Sus palabras tuvieron cierto atractivo para ella. ¿Era realmente posible cambiar algo?
—Todo —dijo ella—. Transformaremos la casualidad en el destino. Tom corrió al cuarto de al lado con los brazos abiertos. —¡Ven, Jeanne! exclamó—. ¡Despeguemos! Estamos en el paraíso. Haz una pirueta, haz tres giros y desciende. ¿Qué me pasa a mí? ¿Una bolsa de aire?
Se apoyó cómicamente contra la pared donde lo había llevado su viaje.
—¿Qué pasa? —dijo Jeanne riéndose a pesar de sí misma.
—Suficientes zonas tormentosas. No podemos actuar de esta manera —agregó Tom con seriedad—. No podernos bromear como niños. Somos adultos.
—¿Adultos? Pero eso es terrible.
—Sí, es terrible.
—Entonces. ¿Cómo debemos actuar?
—No lo sé admitió él—. Inventa gestos, palabras. Por ejemplo, una cosa que sé es que los adultos son serios, lógicos, circunspectos, peludos...
—Oh, sí —dijo Jeanne y se acordó de Paul.
—Se enfrentan a los problemas.
Tom se arrodilló en el piso y le tomó una mano a Jeanne entre las suyas y la hizo acercarse a su lado.
—Creo que te comprendo —dijo él en voz baja—. Quieres más un amante que un marido. Sabes, te propondría algo diferente. Cásate con quien se te ocurra y yo seré quien vaya a tu lado con pasión. El amante.
Le sonrió con cariño. Ella se recostó en el suelo y comenzó a empujarlo hacia sí.
—Vamos dirigió ella. Ahora ésta es nuestra casa.
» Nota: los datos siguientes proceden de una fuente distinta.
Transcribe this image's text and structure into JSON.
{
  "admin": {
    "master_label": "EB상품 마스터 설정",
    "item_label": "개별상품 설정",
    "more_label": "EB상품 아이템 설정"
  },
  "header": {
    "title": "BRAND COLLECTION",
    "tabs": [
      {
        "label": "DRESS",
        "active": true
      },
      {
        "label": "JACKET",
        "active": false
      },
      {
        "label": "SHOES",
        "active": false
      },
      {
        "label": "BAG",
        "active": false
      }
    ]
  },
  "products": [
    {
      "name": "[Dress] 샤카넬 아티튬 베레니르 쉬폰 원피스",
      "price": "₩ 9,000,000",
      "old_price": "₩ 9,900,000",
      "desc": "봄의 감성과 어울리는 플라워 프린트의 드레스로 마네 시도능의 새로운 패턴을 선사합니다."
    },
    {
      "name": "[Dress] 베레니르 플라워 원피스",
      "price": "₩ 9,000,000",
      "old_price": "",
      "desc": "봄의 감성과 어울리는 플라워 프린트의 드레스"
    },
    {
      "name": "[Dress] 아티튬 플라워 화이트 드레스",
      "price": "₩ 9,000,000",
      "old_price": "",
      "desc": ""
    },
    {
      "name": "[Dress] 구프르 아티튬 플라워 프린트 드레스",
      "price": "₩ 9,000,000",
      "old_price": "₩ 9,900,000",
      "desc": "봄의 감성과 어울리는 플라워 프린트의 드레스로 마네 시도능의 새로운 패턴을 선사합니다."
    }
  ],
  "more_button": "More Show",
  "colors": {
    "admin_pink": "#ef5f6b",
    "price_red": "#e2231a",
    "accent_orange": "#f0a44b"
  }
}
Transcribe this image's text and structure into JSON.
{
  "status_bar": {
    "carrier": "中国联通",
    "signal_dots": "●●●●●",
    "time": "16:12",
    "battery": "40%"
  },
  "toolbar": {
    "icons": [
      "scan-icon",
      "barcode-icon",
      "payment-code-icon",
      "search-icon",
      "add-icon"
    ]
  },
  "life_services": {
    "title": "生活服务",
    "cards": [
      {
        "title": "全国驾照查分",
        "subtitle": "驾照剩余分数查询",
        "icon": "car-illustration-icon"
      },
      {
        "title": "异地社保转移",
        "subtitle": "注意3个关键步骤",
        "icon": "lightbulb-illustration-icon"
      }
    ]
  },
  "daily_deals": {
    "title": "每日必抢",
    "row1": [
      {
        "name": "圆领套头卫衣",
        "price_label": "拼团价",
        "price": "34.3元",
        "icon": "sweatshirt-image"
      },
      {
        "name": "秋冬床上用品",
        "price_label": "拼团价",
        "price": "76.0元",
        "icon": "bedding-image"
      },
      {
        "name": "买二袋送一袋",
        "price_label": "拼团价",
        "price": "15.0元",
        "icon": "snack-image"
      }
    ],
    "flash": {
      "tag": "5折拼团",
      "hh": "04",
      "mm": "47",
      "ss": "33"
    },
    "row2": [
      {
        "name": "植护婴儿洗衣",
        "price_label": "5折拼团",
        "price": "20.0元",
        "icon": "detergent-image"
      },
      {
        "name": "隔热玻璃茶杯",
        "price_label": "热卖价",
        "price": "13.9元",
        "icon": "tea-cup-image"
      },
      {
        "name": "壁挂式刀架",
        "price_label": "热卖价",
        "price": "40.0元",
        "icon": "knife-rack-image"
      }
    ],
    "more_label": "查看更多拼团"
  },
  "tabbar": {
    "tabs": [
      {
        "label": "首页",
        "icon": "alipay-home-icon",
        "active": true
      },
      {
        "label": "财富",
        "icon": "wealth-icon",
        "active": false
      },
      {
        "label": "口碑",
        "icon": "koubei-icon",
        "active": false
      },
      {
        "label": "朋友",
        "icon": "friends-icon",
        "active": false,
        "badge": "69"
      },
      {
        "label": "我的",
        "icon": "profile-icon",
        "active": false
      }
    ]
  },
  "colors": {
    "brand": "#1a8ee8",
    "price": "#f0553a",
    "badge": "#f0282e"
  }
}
Pero Tom se resistió. Encontró que la disposición de Jeanne le resultaba un poco molesta ya que a él no le gustaba hacer el amor en habitaciones extrañas. Se dijo que no estaba preparado. Además, el cuarto tenía un olor desagradable que no podía identificar. Se puso de pie y cerró su chaqueta de cuero.
—Este apartamento no es para nosotros —dijo él—. De ninguna manera.
Se dirigió a la puerta y dejó que ella se levantara sin su ayuda. Sintió claustrofobia y quiso marcharse.
—¿Adónde vas? —preguntó ella.
—A buscar otro apartamento.
—¿Otro como qué?—. Jeanne se maravilló de los instintos de Tom.
—Uno donde podamos vivir.
—Pero podemos vivir aquí.
—Encuentro triste este lugar —dijo él—. Tiene mal olor. ¿Vienes conmigo?
Jeanne no quería irse. Oyó sus pasos gallardos en el corredor. Qué diferentes sonaban a los pasos metódicos de Paul.
—Tengo que cerrar las ventanas —dijo— y devolver las llaves y asegurarme de que todo está en orden.
—Muy bien —dijo él—. Nos veremos más tarde.
Se saludaron de modo simultáneo y luego ella lo oyó bajar rápidamente las escaleras. Jeanne fue lentamente a la ventana y empezó a cerrar las persianas. Giró y observó la habitación. Ahora estaba en sombras y el brillo dorado y rojizo de las paredes había dado paso a un marrón brumoso. Las grietas parecían más grandes y amenazaban caerse; el olor era definitivamente de deterioro.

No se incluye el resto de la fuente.